Srettha dalam sebuah forum bisnis melukiskan gambaran suram bagi perekonomian yang menurutnya bermasalah dengan utang rumah tangga dan rendahnya upah bagi masyarakat miskin. Ia memperjuangkan kebijakan pembagian “dompet digital” yang menjadi ciri khasnya yaitu menyalurkan 500 miliar baht atau setara Rp 222 triliun kepada 50 juta warga Thailand. untuk dibelanjakan dalam enam bulan.
Namun demikian, Bank Sentral Thailand tak setuju jika Negeri Gajah ini disebut dalam kondisi krisis. Gubernur Bank of Thailand Sethaput Suthiwartnarueput mengatakan, pertumbuhan ekonomi yang lebih lambat dari perkiraan seperti yang terjadi di Thailand saat ini bukanlah kondisi krisis seperti yang digambarkan pemerintah. Kondisi ekonomi saat ini juga tidak dapat diperbaiki dengan memberikan stimulus sementara seperti yang ingin dilakukan pemerintah dengan membagikan bantuan tunai mencapai Rp 222 triliun.
“Jika ingin meningkatkan potensi tingkat pertumbuhan jangka panjang, Anda harus melakukan hal-hal struktural. Anda harus meningkatkan produktivitas. Namun cara untuk mencapainya tidak hanya dengan melakukan stimulus jangka pendek,” kata Sethaput menanggapi pernyataan PM Thailand.

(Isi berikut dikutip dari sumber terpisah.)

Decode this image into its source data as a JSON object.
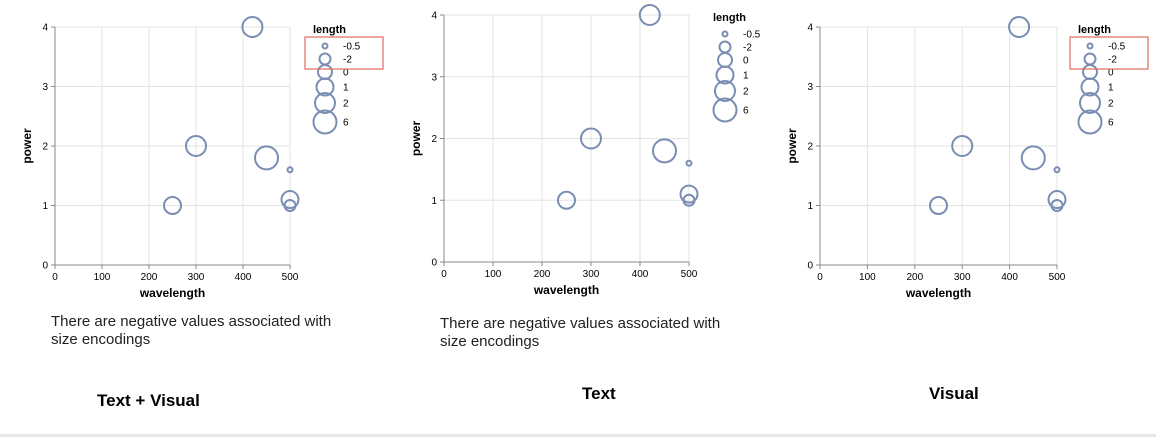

Ia juga menetapkan suku bunga bank sentral netral atau tak berubah meski pemerintah meminta penurunan suku bunga untuk menggenjot perekonomian. Suku bunga bank sentral Thailand saat ini berada di kisaran 2,5%.
Apa sebenarnya yang dimaksud dengan krisis ekonomi?
Market Business News mendefinisikan krisis ekonomi sebagai situasi dimana keadaan ekonomi negara memburuk secara signifikan. Penurunan ini biasanya disebabkan oleh krisis keuangan dan dapat berbentuk stagflasi, resesi, hingga depresi ekonomi. Ketika berada dalam masa krisis, nilai Produk Domestik Bruto (PDB), likuiditas, harga properti, serta saham menurun drastis.
Krisis ekonomi memiliki beberapa perbedaan mendasar dari krisis keuangan. Krisis keuangan biasanya melibatkan sektor keuangan dan perbankan. Bila suatu negara mengalami krisis keuangan, lembaga keuangan pun kehilangan kepercayaan sehingga berhenti memberi pinjaman satu sama lain.